Elle marqua un temps d'hésitation, Bennett n'écoutait plus qu'elle.

- Mais tu ne dois pas rejeter tes sentiments pour cette raison. Tu as peur que ta malchance déteigne sur lui, mais qui te dit que ce n'est pas le contraire qui se produira ? Tu as peur qu'il te rejette et que tu aies le cœur brisé, mais qui te dit qu'il ne t'aime pas en retour ?

Il déglutit et observa le sol.

- L'amour c'est ça, Bennett. C'est un monde rempli d'incertitudes, effrayant parce que c'est un domaine inconnu. Mais ce n'est pas parce que tu as peur que tu dois te construire des barrières pour l'éviter. Parce qu'avoir peur, c'est normal. C'est humain.

Il hocha la tête, muet.

- Ne te reproche jamais d'aimer quelqu'un, Bennett. Jamais. Parce qu'avec toute la malchance du monde, tu mérites au moins ça.

La cathédrale était bien silencieuse. Le blond reporta son attention sur son amie, qui lui souriait, les bras grands ouverts. Il se précipita presque dans ses bras, retenant ses larmes. C'était trop de réflexion pour un être qui agissait plutôt que de réfléchir. Tout ça le travaillait trop, il avait besoin d'une pause. Peut-être que s'éloigner du gris lui permettrait de prendre du recul... Mais il n'en avait pas tellement envie.

- Merci, Barbara. Mais ça ne résout toujours pas mes inquiétudes...

- Je ne pense pas que ta malchance déteigne sur lui simplement si tu es amoureux de lui. À la limite, si c'était lui qui était amoureux de toi, ce serait déjà plus logique... Si tes sentiments sont réciproques, alors je ne sais pas ce qu'il se passera, mais je suis certaine qu'il restera à tes côtés, quoi qu'il arrive. Elle hésita. Dans le cas contraire... Seul le temps guérit ce genre de blessures. Mais s'il s'agit bien de la personne que j'ai en tête, je n'ai pas trop de soucis à me faire.

- À qui tu penses ? demanda le blond, étonné qu'elle ait pu trouver aussi facilement le nom de la personne qui le mettait dans tous ses états.

- À Razor, lui dit-elle dans un clin d'œil qui le fit rougir. Et à la vue de ta réaction, j'imagine que j'ai visé juste.

- Ne... Ne lui en parle pas, s'il te plaît...

- Évidemment que non, ne t'en fais pas.
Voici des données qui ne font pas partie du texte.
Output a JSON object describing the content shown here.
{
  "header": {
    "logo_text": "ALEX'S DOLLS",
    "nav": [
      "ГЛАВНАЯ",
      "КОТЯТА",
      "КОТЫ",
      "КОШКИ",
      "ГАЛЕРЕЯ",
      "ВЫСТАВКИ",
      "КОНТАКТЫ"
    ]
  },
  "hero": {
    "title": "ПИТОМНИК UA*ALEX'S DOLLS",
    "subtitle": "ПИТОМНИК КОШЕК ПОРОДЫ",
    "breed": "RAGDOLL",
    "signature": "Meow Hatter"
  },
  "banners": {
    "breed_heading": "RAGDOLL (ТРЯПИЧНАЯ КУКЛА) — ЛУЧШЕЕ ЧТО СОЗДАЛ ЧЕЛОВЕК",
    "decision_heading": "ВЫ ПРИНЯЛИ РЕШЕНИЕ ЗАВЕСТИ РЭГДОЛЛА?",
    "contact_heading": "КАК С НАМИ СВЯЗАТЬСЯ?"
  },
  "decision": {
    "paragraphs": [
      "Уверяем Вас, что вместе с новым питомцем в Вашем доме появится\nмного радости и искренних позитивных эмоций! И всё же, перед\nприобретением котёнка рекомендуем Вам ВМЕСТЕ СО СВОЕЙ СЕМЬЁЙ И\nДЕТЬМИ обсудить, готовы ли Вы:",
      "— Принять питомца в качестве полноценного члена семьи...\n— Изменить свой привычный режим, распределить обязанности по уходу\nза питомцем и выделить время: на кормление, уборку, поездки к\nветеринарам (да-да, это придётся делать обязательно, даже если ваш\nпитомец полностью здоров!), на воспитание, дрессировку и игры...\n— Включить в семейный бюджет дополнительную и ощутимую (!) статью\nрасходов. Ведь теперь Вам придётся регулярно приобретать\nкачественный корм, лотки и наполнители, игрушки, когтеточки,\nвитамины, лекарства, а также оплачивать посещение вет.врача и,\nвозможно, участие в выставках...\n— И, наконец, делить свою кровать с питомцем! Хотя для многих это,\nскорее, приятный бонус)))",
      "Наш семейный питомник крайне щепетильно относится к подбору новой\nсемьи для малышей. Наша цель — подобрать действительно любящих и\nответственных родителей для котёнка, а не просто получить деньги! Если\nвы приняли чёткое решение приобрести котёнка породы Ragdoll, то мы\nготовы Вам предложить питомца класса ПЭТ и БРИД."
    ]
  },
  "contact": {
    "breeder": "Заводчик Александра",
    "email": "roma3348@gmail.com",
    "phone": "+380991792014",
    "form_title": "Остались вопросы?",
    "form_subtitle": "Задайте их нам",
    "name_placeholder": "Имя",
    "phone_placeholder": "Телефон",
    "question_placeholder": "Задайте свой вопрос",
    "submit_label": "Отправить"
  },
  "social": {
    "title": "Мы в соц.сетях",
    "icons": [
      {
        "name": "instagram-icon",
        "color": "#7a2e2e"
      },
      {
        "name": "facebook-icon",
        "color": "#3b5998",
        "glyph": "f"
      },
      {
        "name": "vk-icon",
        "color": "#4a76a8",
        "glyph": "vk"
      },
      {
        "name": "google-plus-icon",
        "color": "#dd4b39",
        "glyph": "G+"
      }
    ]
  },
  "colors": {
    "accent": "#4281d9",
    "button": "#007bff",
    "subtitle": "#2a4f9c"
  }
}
Ton secret est bien gardé. Même si je doute qu'il reste secret bien longtemps !

La blonde rit de sa propre remarque et de la gêne lisible sur les traits de son ami, puis l'accompagna dehors - chose qu'elle n'avait jamais faite encore - et observa le ciel.

- Souviens toi bien de ce que je t'ai dit, Bennett, lui dit-elle alors qu'il commençait à s'en aller. Tu as le droit d'être heureux. Et l'amour apporte généralement le bonheur que tout le monde recherche.